Por: Maria Clara Rossini (mariaclararossini@usp.br)
Judeus perseguidos e quase exterminados, destruição arrasadora da África, negros escravizados, chineses totalmente marginalizados e o mar Mediterrâneo drenado. Mesmo que Hitler houvesse vencido a Segunda Guerra Mundial, esse nos parece um cenário um tanto exagerado e quase inimaginável inicialmente. Esse contexto de reviravolta em que o Eixo sai vitorioso da guerra é armado por Philip K. Dick no romance “O homem do castelo alto“(Editora Aleph, 2006).
O livro acompanha parte da história de diferentes personagens, todos interligados entre si de alguma forma, os quais vivem situações distintas que nos permitem entrar e conhecer aos poucos alguns aspectos dessa realidade. Por se passar em 1962, mesmo ano de lançamento do livro, os comentários e assuntos relacionados à guerra ainda eram muito latentes tanto no universo da obra quanto na realidade do próprio autor. Especulava-se que se o programa de mísseis da Alemanha tivesse sido desenvolvido, a humanidade estaria fazendo viagens para a Lua, Marte e Vênus poucos anos após a derrota dos Aliados.
Ao invés de Estados Unidos e União Soviética, desta vez uma espécie de Guerra Fria e disputa por áreas de controle no mapa é travada por Alemanha e Japão. Planos de bombardeamento e instabilidade política são alguns dos aspectos montados para que o cenário pareça o mais plausível e semelhante ao o nosso, dando pistas para um final reflexivo.

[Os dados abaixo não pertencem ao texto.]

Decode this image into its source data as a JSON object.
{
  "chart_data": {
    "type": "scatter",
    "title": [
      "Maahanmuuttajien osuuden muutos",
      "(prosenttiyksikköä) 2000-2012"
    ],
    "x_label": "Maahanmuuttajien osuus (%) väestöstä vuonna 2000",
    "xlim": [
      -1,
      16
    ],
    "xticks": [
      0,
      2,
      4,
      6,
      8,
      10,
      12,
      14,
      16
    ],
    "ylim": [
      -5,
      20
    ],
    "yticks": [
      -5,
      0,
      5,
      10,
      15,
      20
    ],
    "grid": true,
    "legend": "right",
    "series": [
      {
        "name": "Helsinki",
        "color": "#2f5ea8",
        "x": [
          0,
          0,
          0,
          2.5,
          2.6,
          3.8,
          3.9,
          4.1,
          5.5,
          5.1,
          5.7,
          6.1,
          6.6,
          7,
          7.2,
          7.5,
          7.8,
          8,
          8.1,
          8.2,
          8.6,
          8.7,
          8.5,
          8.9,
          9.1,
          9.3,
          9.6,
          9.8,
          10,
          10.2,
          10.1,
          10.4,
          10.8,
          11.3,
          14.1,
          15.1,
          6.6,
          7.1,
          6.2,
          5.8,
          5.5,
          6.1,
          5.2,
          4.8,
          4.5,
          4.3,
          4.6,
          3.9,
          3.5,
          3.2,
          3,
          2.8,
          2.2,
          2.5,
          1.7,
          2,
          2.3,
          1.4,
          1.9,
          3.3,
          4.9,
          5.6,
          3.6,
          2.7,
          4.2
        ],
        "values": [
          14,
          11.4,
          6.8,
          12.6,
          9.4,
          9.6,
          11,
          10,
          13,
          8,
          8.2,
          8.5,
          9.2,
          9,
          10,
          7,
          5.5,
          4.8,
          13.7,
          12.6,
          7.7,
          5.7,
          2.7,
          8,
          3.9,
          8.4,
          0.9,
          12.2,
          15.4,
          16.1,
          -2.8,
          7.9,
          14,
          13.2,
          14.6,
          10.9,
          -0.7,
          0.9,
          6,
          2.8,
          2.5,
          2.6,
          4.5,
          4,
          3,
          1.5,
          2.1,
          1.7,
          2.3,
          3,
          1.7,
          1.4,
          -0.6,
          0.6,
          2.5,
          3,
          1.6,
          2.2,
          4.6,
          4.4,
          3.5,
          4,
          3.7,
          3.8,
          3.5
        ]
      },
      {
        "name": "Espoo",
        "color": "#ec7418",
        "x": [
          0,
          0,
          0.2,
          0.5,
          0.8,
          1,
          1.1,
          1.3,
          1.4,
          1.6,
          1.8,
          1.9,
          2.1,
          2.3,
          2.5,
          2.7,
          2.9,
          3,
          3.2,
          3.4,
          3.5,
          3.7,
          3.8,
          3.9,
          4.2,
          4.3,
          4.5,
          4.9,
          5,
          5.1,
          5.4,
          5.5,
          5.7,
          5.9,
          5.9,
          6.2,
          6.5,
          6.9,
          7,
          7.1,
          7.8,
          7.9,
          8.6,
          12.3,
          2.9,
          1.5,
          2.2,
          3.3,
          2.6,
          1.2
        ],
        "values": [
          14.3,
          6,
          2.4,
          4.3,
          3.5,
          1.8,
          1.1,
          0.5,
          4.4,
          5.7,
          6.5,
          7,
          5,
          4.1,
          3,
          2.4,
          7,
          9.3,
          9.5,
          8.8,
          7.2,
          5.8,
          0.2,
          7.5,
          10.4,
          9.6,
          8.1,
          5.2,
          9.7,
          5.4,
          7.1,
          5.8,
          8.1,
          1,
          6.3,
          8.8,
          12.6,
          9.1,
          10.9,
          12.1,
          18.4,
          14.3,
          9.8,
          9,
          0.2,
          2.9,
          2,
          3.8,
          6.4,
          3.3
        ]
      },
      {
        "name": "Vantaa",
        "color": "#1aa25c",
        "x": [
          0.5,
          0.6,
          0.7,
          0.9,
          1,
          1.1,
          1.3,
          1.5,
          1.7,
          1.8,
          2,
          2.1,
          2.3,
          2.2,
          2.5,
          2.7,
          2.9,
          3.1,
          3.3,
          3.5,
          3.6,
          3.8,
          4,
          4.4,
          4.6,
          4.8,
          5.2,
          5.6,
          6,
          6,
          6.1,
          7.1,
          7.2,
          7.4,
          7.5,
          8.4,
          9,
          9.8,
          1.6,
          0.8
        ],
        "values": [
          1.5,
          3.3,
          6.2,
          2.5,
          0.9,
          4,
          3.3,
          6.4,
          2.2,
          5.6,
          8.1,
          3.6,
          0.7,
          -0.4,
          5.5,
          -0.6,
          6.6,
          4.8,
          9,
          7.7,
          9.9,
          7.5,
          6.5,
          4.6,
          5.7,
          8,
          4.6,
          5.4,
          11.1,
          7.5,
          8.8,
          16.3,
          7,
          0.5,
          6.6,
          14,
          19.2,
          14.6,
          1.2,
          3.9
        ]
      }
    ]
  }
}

Depois que o leitor já está confortável e situado na história, o elemento mais interessante do enredo entra em cena: “O gafanhoto torna-se pesado“. Trata-se de um livro, lido por alguns personagens e que se tornou um sucesso de vendas, o qual especula uma realidade em que os Estados Unidos teria vencido a guerra. Esse livro fictício traz uma metalinguagem riquíssima e atrai ainda mais nossa atenção. O tal “homem do castelo alto” faz referência ao autor do “gafanhoto”, o qual moraria em uma espécie de castelo ou forte muito protegido e isolado para se manter a salvo dos nazistas.
A brincadeira entre realidade e ficção, reforçada pela presença da metalinguagem, é o verdadeiro sentido da obra. Philip K. Dick se tornou um clássico da ficção científica por trazer questionamentos como “o que é realidade?” para seus livros, pergunta que incomodava ele próprio.
O final de ambos os livros são misteriosos: o do livro fictício pelo fato de a personagem que está lendo-o não revelar seu conteúdo, e o do livro real por nos fazer questionar nosso mundo. Será que o contexto bolado no romance é tão distante ou exagerado assim? Será que a imposição das diferenças sociais devido às etnias também não está presente atualmente? As últimas páginas são livres para interpretações, em que uma única frase pode desestabilizar o leitor, fazendo com que ele confunda realidade e suposição. Ironicamente, é a tentativa de explicar O gafanhoto torna-se pesado que levanta as dúvidas sobre O homem do castelo alto. Afinal de contas, são as perguntas que tornam a leitura muito mais fantástica.